Eli Siegel saw the self of every person, famous or not famous, close or far away, as real, completely real. His grand, passionate, deep, exact justice to people, including me, was the most beautiful thing I know and the most needed. He wrote in his poem "Hot Afternoons Have Been in Montana," of 1924, "There are millions of men in the world, and each is one man." He was always true to that statement. And the opposites in it are, he showed, what economics has to be just to: an economy has to be fair to millions of people, and to bring out the strength and expression of each individual person. There has not been an economy which did that; but there needs to be. It is the only economy that will now work.
In the lecture we are serializing Mr.

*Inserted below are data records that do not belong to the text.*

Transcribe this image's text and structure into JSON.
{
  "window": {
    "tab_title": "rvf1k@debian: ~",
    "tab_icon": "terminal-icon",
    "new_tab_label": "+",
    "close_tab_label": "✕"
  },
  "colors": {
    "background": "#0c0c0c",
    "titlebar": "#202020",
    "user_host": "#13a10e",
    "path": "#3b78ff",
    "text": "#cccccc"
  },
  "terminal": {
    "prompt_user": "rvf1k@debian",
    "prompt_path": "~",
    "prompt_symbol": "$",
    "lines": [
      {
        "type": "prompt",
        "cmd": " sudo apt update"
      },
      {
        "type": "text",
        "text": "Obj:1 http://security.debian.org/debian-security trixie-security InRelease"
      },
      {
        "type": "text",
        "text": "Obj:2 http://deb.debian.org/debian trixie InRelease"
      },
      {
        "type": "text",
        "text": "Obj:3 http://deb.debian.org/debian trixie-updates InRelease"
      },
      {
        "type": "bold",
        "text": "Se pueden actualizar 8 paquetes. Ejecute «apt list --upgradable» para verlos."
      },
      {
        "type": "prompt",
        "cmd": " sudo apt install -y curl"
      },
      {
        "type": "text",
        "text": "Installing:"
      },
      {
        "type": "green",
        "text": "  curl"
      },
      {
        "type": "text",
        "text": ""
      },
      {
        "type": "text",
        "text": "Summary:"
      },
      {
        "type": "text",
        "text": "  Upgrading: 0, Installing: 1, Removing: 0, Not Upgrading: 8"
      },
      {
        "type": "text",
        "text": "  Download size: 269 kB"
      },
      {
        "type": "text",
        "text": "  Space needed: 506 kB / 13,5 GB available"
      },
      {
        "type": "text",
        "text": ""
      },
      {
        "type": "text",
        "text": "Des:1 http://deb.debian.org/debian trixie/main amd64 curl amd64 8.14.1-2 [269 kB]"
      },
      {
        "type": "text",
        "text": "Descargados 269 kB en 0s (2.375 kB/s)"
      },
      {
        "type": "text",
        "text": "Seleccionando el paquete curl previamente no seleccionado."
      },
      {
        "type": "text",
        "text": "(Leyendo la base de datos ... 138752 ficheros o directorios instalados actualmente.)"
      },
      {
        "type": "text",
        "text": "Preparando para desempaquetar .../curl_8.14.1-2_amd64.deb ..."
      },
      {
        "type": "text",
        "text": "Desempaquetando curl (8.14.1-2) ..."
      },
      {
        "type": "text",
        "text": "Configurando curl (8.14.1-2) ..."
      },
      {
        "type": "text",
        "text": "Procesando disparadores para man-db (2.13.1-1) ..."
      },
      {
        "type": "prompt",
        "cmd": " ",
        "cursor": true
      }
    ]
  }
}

Siegel’s purpose is to show the self as present in economics. It is present in ways that are sometimes intense, but sometimes quite ordinary. The self is of economics intensely when a child, Jerry, in Boston cannot get nutritious food because his mother is out of work. And it is completely shameful that the first priority of the US economy is not to make sure every child, every person, eats well and has a dignified place to live. But the self is also in economics when we look at a garment in a magazine ad and think we should update our wardrobe (something Mr. Siegel refers to in this lecture).
The One Economy That Will Satisfy
I say a little more now about an economy that is ethical, aesthetic—the only economy that will satisfy Americans or any people. Along with the opposites already mentioned, selves and earth, fairness to all people and to each individual person, there are also these crucial opposites: Americans want an economy in which they can express themselves by being useful to other people.
For example, I wrote in a previous TRO about the importance of Americans’ respect and love for the New York firefighters, so courageous on September 11. The big feeling about them stands for what Americans are looking for—because the firefighters were not impelled by a desire for profit, nor is the fire department owned privately. It belongs to the people of New York City, and the incentive of the firefighters was good will. The ugly notion that the one real incentive in economics is the desire for profit, is fake and insulting to humanity. Good will, seen truly, Mr. Siegel showed, is the greatest incentive: people want to have a good effect on others, and express themselves that way.
Americans want an economy based on that strong, expressive, critical, efficient thing which Mr. Siegel showed good will to be, and which he himself embodied all the time.